If you're the only parent putting so many rules on your kids it exclude them from what all their friends are doing and so on. That too can have a negative impact.

The balancing act becomes tricky. If they all can't use social media, it doesn't create that impact of being excluded, they all need to adapt to socialize without.

The way I see it, it's a combination, society shouldn't create a difficult environment for kids and parents to navigate as that increases the burden on parents which will likely fail. And parents need to also make sure they appropriately regulate their kids as otherwise that increases the burden on society which will also likely fail.

If both play their part though, we can raise better kids to grow into more apt adults later in life to the benefit of everyone.

docjay 3 days ago | parent [-]

I don’t have kids, but I can see how one parent banning their kid from social media could create issues when the others are on it. I was a quirky kid that already struggled to make friends and any additional imposed quirkiness would have been devastating.

That said, and I don’t mean to oversimplify this, but what about really teaching your kid how to handle whatever bad stuff you feel is on Facebook and such? Not just one sentence as they walk past, I mean making it such a routine part of your teachings as a parent that you get to the point where you have shared moments laughing at the absurdity of it all.

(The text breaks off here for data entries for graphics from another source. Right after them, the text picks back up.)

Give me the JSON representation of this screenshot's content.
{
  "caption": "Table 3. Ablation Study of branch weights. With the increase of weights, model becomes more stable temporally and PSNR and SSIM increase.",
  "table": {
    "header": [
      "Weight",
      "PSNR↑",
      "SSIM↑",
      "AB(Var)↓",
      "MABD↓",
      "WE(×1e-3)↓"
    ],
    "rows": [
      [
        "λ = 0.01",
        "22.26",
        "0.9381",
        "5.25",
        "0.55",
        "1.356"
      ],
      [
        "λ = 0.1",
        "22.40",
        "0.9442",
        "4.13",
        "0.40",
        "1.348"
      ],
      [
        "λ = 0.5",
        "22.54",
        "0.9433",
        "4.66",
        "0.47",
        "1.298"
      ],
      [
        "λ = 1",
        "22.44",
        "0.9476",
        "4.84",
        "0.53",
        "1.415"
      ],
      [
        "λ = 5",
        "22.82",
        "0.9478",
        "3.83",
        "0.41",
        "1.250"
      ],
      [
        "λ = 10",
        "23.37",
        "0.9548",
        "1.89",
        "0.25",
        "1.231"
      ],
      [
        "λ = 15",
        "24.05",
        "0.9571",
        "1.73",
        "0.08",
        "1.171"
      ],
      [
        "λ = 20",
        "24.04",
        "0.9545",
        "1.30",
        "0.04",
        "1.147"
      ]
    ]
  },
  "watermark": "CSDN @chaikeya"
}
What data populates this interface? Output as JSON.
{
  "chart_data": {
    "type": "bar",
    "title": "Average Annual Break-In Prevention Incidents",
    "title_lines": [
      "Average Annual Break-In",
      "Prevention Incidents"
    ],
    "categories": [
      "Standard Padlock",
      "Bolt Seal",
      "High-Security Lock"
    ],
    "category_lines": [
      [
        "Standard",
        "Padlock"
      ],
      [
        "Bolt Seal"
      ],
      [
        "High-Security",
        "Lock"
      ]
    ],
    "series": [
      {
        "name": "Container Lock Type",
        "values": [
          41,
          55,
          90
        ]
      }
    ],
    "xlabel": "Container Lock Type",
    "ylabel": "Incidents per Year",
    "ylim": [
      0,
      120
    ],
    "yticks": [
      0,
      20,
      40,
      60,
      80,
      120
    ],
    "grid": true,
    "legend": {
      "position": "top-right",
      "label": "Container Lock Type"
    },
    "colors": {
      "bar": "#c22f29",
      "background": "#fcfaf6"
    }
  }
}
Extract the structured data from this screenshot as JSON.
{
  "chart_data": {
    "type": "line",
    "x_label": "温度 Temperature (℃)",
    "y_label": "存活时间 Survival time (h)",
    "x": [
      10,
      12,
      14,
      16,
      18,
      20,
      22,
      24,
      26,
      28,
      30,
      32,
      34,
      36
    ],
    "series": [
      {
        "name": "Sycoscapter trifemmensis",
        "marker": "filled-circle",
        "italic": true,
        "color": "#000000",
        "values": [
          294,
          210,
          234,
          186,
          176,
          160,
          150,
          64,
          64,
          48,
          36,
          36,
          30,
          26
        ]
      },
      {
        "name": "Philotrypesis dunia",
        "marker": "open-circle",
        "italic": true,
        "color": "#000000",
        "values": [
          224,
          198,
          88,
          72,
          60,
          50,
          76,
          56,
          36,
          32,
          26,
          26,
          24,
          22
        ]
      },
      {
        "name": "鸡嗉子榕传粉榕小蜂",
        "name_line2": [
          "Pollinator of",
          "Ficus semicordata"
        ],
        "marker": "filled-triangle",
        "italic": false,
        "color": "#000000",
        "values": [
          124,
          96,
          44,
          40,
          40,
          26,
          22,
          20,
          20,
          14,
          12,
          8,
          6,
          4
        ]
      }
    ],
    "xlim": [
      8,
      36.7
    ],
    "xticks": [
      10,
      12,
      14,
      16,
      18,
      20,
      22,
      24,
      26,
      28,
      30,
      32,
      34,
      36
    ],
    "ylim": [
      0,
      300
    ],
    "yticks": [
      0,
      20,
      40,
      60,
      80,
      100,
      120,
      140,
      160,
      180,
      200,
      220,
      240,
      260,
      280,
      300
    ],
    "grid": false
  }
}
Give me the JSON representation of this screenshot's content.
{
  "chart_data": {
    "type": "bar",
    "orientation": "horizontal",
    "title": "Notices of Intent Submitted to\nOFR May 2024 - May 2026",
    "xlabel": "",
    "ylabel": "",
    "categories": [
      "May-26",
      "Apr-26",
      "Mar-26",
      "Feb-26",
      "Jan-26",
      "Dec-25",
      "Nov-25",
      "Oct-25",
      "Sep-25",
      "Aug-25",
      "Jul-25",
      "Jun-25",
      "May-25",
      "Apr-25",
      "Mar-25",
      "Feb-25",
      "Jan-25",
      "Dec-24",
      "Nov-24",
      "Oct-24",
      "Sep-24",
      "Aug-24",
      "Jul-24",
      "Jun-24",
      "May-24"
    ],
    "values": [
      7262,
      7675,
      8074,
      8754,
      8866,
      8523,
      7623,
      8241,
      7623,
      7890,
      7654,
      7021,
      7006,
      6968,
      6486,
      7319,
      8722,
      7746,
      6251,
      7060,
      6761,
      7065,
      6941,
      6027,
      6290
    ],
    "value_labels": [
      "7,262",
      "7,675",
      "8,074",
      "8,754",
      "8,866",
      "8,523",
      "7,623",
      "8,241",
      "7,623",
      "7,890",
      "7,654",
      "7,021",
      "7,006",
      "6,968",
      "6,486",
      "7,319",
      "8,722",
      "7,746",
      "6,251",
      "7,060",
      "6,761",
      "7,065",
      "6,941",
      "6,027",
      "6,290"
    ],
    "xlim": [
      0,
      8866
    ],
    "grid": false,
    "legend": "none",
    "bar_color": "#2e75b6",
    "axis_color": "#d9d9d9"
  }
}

I’m a few multiples of the age in question and I haven’t used Facebook in a long time, but last I heard one of the main issues is people only showing the doctored up highlight reel of their life. If that’s still the issue then I get that it can cause anxiety, but that’s also part of real life and a teachable moment. Granted I wasn’t bombarded with “Lifestyles of the Rich and Famous - GenAI Edition”, but the concept of someone being ‘fake’ isn’t new, and neither is the need to be able to see through it and mentally deal with it. That is the world they’re going into, whether it’s a rented Ferrari, the fake Rolex, or just a photo filter and picking one image out of 700.